Kane actualiza la leyenda acerca de la princesa cretense que se enamora de su hijastro, y despechada por su rechazo lo acusa de violarla y se suicida (antes vertida por Eurípides, Séneca y Racine), en un entorno atiborrado de signos de la cultura 'pop'. Pero el montaje además provee una enorme pantalla en la que se proyectan cambiantes imágenes que aportan el recargado fondo escenográfico, otras que enriquecen o comentan la acción, y aún otras generadas por una cámara en escena. Lo que no deja dudas de que estamos ante el reflejo de una sociedad decadente y en descomposición, obsesionada por el consumo, el hedonismo y el sexo, que le rinde culto sobre todo a la tecnología y a la imagen.
El breve y sintético texto cuya escenificación plantea un reto desplaza el protagonismo de Fedra a Hipólito, retratado como arquetipo del joven actual, adicto a la comida chatarra, la TV y el sexo, amoral y anestesiado emocionalmente. Con ironía supone que él no rechaza a su madrastra por casto, como dice el mito, sino porque es un sexómano compulsivo. También contiene ácidas alusiones a la familia real (un par de años antes de morir Lady Di), que aquí no logran resonar.

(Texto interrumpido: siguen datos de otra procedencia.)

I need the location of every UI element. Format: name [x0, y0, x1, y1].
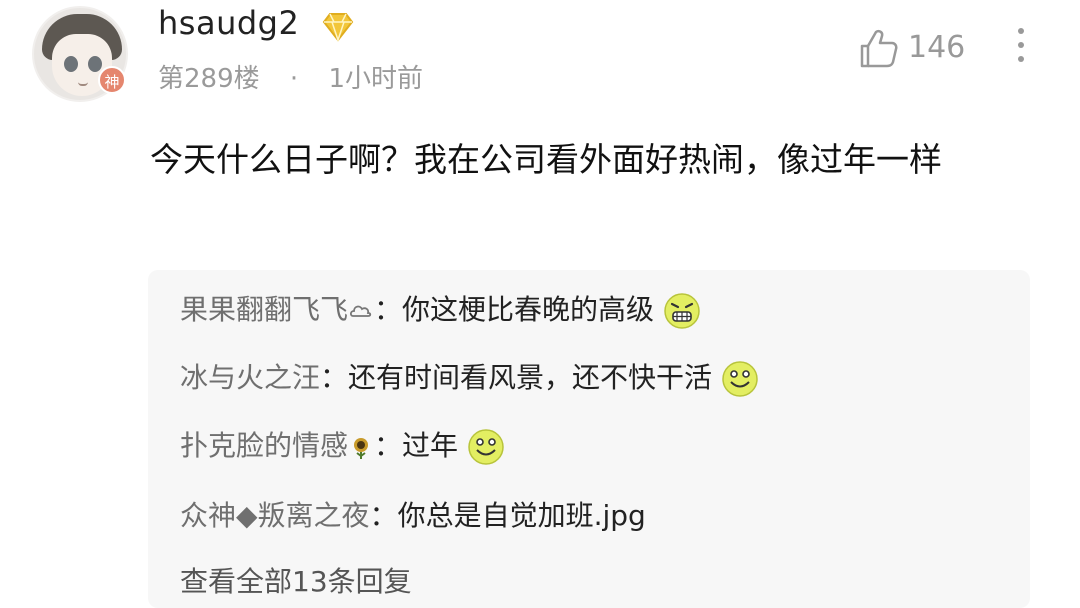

Como en su anterior propuesta, "Santiago High Tech", el director Francisco Krebs vuelve a priorizar el despliegue tecnológico y gasta grandes esfuerzos en ello. Pero por complejo e impresionante que éste parezca, pronto la escena se queda sin sustento dramático. Lo que se puede atribuir a que su enfoque no da con el tono preciso. Kane concibió una comedia (ella hablaba de "mi comedia") a su manera; es decir, una de feroz mordacidad, salvajemente sarcástica. Y no hay rastros de humor en este resultado, tampoco del ánimo subversivo que podría explicar los excesos, y hay muchos: incesto sugerido, sexo oral, masturbación, etc. El entorno visual sugiere más bien un aire grandioso, poético, hasta onírico (pensamos en los caballos al galope que vemos varias veces).
La entrega se vuelve plana también porque Krebs descuidó a los personajes, que debieran ser contradictorios y más enjundiosos, y no lo son, y a sus actores. Hipólito, que aquí no es un gordinflón, se revela de partida como un patán repulsivo de puro egocéntrico, y sigue así, sin matices, hasta el final. Algunos se pueden reír nerviosos por los desbordes, pero no hay provocación o insolencia en ellos, ni desesperación, menos aún el lado ridículo del vacío y el horror.
GAM. De miércoles a sábados, a las 20:30 horas.
Entradas: $3.000 est.; $4.000 Tercera edad y $8.000 general.